On a pouring wet afternoon the five gunmen were playing nap in front of a comfortable turf fire in the drawing-room, while old Faherty’s daughter brewed poteen punch for them, and Patsy was reading a novel in an arm-chair, when a long-haired boy dashed in with the news that a large party of Auxiliary Cadets had rushed through Errinane, taken two countrymen they had met on the road as guides, and were surrounding the lodge from all sides except the sea. Joyce had launched the motor-boat only the previous day, and within a few minutes they were under way, heading for the mouth of the bay with the throttle full open. Seeing the launch in the bay below them as they reached the front of the lodge, the Cadets opened fire, but before they could get on to their target the launch vanished in the thick mist of rain.

As pursuit was out of the question, the Auxiliaries drove straight to Errinane Post Office, only to find the wires cut. They then went on to the nearest town, and wired to the naval authorities at Queenstown, hoping that they might be able to get in touch with a destroyer off the west coast by wireless, and so capture Joyce at sea.

Joyce knew that the hue-and-cry would be up, and that it would be fatal to land anywhere on the coast near Errinane; and as the sea was calm, he made up his mind to cut across a big bay to the north and make for Buntarriv, a narrow passage between an island and the mainland, which would lead them to Trabawn Bay, on the shores of which lay his own country.

The launch left the slip at Drumcar at 1 P.M., and Joyce made out that at eight miles an hour they ought to reach Buntarriv Sound at four o’clock and Trabawn Bay in another hour, which should give them plenty of time to land before darkness set in.
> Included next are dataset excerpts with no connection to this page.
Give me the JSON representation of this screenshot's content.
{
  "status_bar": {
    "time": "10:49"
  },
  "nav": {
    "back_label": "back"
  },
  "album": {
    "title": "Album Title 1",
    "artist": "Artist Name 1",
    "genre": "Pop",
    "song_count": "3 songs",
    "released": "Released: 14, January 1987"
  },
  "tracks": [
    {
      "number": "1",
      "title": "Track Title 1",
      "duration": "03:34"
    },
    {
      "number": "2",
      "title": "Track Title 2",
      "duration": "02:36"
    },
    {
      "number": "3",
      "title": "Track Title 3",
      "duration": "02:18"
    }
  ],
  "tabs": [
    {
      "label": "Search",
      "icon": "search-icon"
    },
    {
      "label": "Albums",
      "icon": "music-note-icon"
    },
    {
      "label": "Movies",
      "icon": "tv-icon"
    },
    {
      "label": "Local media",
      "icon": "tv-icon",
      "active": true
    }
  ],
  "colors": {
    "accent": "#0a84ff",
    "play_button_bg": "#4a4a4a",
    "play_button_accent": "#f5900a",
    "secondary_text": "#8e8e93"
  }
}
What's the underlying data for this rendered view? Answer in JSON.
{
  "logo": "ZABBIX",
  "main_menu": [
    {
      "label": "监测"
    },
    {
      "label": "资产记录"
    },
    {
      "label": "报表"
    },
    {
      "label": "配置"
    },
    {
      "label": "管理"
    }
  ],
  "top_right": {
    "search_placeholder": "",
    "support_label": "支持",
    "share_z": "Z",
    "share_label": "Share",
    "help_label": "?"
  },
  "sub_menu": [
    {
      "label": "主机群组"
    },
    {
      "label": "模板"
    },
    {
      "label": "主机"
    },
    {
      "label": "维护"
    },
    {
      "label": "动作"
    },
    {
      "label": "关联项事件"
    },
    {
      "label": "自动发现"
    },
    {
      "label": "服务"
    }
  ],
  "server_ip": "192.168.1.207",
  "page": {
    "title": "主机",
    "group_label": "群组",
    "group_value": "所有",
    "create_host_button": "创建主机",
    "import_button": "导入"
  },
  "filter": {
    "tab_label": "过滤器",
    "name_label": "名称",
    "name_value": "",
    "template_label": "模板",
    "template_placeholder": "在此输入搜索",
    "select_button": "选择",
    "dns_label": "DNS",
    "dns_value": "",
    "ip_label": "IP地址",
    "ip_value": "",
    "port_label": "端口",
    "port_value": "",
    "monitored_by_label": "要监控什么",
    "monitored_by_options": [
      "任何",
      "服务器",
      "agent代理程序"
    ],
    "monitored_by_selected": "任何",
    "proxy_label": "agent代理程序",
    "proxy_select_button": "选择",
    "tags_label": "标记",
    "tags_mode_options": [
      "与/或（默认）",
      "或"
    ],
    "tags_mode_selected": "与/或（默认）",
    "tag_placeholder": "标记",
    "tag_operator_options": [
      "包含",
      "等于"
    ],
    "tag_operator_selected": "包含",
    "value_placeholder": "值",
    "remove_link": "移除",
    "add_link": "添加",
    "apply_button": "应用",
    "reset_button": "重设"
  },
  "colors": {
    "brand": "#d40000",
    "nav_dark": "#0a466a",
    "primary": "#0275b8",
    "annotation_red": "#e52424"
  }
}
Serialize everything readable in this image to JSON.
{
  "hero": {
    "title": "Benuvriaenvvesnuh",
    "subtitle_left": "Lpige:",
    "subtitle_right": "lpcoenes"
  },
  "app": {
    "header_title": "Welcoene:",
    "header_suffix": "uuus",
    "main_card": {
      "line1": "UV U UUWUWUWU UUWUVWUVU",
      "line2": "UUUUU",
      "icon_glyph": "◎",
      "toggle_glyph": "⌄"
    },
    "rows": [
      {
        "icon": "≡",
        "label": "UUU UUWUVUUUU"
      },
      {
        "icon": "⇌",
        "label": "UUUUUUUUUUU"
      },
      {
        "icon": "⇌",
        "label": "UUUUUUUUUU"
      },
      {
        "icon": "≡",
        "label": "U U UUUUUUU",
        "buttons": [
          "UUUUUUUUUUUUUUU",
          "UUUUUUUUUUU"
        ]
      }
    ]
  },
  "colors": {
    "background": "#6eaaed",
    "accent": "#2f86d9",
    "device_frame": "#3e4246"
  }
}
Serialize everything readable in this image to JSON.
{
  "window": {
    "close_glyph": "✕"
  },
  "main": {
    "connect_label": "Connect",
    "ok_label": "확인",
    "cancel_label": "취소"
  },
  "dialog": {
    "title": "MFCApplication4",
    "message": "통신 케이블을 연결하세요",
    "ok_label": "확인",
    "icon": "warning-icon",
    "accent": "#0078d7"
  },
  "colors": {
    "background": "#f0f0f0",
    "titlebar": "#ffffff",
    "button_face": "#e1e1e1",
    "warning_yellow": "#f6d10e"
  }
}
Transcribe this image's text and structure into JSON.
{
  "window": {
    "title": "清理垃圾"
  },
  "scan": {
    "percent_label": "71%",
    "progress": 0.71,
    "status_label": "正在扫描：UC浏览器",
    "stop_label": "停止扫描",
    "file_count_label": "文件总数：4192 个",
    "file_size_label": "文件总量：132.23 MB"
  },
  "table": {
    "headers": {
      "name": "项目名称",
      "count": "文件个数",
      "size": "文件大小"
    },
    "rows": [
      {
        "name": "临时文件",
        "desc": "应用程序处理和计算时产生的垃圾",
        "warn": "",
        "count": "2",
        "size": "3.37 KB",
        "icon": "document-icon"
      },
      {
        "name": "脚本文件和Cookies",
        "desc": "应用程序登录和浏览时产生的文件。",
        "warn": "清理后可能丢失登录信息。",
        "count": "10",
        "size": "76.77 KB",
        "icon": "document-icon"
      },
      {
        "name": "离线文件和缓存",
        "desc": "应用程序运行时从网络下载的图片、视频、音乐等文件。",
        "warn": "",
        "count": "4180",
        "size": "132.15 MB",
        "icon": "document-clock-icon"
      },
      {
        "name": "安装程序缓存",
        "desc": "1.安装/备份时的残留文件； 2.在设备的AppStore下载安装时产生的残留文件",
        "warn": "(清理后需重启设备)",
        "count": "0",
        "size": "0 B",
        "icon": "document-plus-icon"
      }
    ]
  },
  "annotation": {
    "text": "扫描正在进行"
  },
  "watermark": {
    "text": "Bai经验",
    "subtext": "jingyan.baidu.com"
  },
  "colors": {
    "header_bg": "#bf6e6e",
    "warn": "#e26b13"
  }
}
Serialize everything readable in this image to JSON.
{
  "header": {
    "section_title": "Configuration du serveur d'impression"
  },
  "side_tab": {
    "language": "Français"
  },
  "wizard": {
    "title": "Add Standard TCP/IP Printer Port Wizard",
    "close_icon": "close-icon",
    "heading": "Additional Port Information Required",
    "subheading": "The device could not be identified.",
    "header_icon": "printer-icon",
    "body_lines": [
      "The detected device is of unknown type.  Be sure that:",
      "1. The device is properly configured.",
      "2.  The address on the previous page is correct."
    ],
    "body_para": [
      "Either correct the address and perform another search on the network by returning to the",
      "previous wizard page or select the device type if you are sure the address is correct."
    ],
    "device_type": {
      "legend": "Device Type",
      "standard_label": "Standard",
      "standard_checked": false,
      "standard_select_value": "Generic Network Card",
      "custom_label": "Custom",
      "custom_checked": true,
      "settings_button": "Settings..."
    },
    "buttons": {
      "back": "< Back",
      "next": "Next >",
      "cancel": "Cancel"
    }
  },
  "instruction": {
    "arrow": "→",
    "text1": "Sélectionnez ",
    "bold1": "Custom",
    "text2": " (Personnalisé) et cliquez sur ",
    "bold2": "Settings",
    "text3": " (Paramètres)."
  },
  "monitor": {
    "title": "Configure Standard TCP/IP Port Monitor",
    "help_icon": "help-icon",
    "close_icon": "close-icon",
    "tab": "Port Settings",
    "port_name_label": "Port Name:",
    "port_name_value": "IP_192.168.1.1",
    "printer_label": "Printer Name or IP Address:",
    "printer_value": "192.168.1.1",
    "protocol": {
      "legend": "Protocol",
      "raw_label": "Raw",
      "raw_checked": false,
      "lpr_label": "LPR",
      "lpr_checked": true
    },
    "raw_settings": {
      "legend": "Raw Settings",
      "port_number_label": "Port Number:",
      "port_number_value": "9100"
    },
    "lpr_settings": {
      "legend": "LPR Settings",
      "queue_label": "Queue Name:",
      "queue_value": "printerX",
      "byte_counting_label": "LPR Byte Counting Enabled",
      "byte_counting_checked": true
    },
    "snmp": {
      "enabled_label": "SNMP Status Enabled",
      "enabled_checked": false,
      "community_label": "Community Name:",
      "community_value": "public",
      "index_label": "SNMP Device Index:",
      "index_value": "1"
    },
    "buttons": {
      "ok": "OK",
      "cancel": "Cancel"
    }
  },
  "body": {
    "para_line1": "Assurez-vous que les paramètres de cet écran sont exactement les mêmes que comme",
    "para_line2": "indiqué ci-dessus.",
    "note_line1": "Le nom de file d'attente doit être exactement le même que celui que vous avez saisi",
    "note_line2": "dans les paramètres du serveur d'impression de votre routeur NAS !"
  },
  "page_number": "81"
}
Unfortunately, when out in the open Atlantic, the engine stopped, and Patsy, who was thoroughly frightened by now, would only sit down and cry. Two of the gunmen knew something of motors, and after nearly two hours discovered that the carburetter was choked with dirt, and it was nearly six o’clock before the Sound was within sight: another quarter of an hour and they would have been too late. As it was, a destroyer opened fire on them just as they were entering the Sound, and they were only saved by the failing light.

Knowing that the destroyer could not follow them, and afraid of wrecking the launch in the dark, they anchored and waited for the moon to rise, and eventually landed on the shore of Trabawn Bay. Joyce was at last in his own country, and before day broke the gunmen were safely lodged in different mountain farms close to Joyce’s home, and the next day Patsy was handed over to the local Volunteers to be returned to Drumcar. The following day they took the launch to a bay surrounded by high cliffs, where no human being except an odd herd ever went, and beached her at the height of the tide on the sandy shore, where they left her for future use.

After a few days at home Joyce began to get restless, and resolved to visit his married sister in the Bunrattey district; but the local Volunteers could only supply them with two bicycles, and the distance was too far to walk—forty-two miles as the crow flies. However, he learnt from a postman that a police patrol visited Ballyscaddan, a small village about sixteen miles east of Ballyrick, daily, and were in the habit of leaving their bicycles outside a public-house which they frequented.